Long-term demographic trends are favorable for the housing sector, despite U.S. household growth that is expected to slow to 11.5 million in the coming decades.
As mortality rates rise among the baby-boom generation and white population growth slows, minorities will account for more than 90% of household growth from 2025 to 2035, according to the 2017 State of the Nation's Housing report published by Harvard University's Joint Center for Housing Studies.
While millennials are less likely to form households compared to previous generations, they will nonetheless sustain demand for rental and owner-occupied housing as they age into their late 20s and early 30s, according to the report.
However, the housing sector does face hurdles. Millennials have more of an interest in living in urban centers than their predecessors did, and providing housing for this demographic in their desired locations at an affordable price will continue to be a challenge.
Low incomes combined with high housing costs in many major markets have prevented many millennials from living independently, according to the report.
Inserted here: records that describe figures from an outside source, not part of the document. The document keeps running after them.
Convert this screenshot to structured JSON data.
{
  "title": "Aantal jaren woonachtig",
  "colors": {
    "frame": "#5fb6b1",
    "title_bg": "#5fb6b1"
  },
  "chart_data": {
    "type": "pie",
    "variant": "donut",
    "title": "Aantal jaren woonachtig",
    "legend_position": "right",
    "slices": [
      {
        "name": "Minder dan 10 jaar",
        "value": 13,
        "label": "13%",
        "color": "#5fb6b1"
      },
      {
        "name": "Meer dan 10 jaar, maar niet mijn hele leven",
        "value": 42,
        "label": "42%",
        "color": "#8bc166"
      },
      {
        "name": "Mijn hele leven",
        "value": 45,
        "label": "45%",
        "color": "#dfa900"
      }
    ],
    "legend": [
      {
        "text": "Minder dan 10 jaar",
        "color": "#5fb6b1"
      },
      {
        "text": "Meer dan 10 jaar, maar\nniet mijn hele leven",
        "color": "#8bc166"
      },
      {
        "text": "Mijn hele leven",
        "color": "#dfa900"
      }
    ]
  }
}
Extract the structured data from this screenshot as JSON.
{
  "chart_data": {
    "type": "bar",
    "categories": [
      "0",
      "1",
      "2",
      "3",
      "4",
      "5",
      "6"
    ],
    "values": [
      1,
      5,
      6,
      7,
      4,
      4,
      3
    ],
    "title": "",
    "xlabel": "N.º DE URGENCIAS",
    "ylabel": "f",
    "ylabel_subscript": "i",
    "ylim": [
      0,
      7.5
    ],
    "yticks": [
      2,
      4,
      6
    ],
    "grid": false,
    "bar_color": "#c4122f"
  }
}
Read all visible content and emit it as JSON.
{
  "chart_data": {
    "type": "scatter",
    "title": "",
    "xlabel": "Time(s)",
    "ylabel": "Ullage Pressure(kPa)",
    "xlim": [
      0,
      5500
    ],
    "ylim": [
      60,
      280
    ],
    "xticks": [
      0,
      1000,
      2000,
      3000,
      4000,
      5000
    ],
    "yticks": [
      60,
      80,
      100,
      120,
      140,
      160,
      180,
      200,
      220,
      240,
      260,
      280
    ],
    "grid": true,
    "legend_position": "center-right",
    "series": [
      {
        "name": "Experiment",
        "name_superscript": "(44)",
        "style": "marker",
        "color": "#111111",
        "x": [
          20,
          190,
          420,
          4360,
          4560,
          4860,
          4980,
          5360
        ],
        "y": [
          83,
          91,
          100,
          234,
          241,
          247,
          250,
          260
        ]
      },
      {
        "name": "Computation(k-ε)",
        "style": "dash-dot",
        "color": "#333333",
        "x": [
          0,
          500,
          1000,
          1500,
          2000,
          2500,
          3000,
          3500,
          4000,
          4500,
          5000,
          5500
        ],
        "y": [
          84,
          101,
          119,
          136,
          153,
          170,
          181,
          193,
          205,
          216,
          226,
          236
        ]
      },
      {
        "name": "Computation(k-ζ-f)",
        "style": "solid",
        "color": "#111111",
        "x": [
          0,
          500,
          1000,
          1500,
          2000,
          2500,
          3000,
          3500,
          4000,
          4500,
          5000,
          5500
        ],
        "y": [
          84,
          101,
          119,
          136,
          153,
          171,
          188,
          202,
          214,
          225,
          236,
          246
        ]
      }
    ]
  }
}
The median personal income of 25- to 29-year-olds was $27,100, up 10.6% from $24,500 in 2011, but still down compared to the $30,300 reported in 2000.
Overall, Harvard's study found that just 39% of renters made enough money to afford a house payment in their community, and only 45% of renters living in the country's metro areas could afford the monthly payment on a median-priced home in their cities.
In addition, policies by the federal government to reduce immigration would, if they are passed, weigh on household growth.